Clustered Heatmap with Dendrogram

Hierarchical clustering heatmap from CENH3 analysis showing pairwise sequence similarities. Dendrograms on the top and left show the clustering tree structure. The color scale represents percent identity (yellow = high similarity, purple = low similarity). Sequences naturally cluster into CENH3 variant groups.

Interpretation:

Yellow blocks: Groups of highly similar CENH3 sequences (same variant/species)
Purple regions: Divergent sequences or between-group comparisons
Dendrogram structure: Branch lengths indicate evolutionary/sequence distance
Natural clusters: Visual identification of CENH3 functional groups

Dendrogram with Group Cutoff

Hierarchical clustering dendrogram from CENH3 analysis showing sequence relationships. The red dashed line indicates the identity cutoff used for group assignment. The top axis shows percent identity, bottom axis shows distance (1 - identity/100).

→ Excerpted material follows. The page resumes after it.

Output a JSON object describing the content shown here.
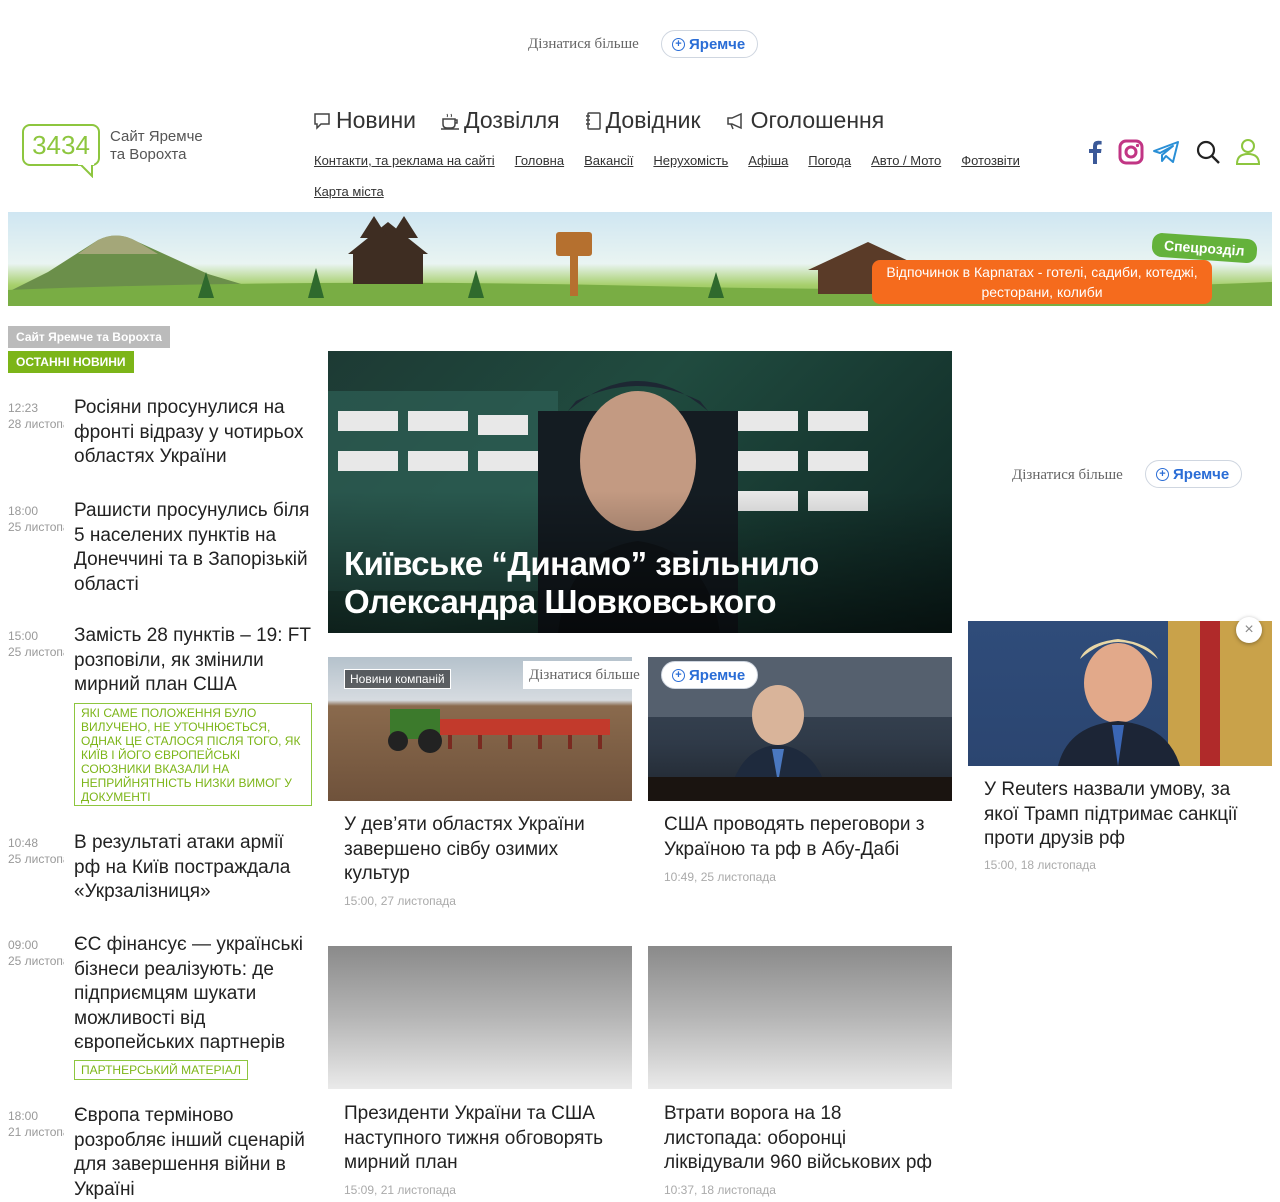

Sequences clustering below the cutoff line belong to the same functional group.

Interpretation:

Clusters below cutoff: CENH3 sequences in the same variant group
Branch colors: Different colors after cutoff indicate different CENH3 variants
Branch lengths: Longer branches = greater sequence divergence between variants
Dual axes: View as either distance or percent identity
Cutoff selection: Red line shows the threshold determining group boundaries

Methodology

GroupSim Score Formula

For each alignment position i, GroupSim calculates:

Score(i) = Conservation_weight × (Mean_within - Mean_between)

Where:

Mean_within: Average pairwise similarity within each group
Mean_between: Average pairwise similarity between groups
Conservation_weight: (1 - gap_fraction) to downweight gappy positions

High positive scores indicate positions that are:

Conserved within each functional group
Different between functional groups
Not dominated by gaps

Conservation Window Heuristic

To account for local conservation context:

Final_score(i) = λ × Raw_score(i) + (1-λ) × Window_conservation(i)

Where:

Window_conservation: Jensen-Shannon divergence averaged over neighboring positions
λ (lambda): Weight parameter (default=0.7) balancing raw score vs. context

Z-score Normalization

For identifying significant SDPs:

Z(i) = (Score(i) - μ) / σ

Positions with Z > 2.0 are typically considered significant specificity-determining positions.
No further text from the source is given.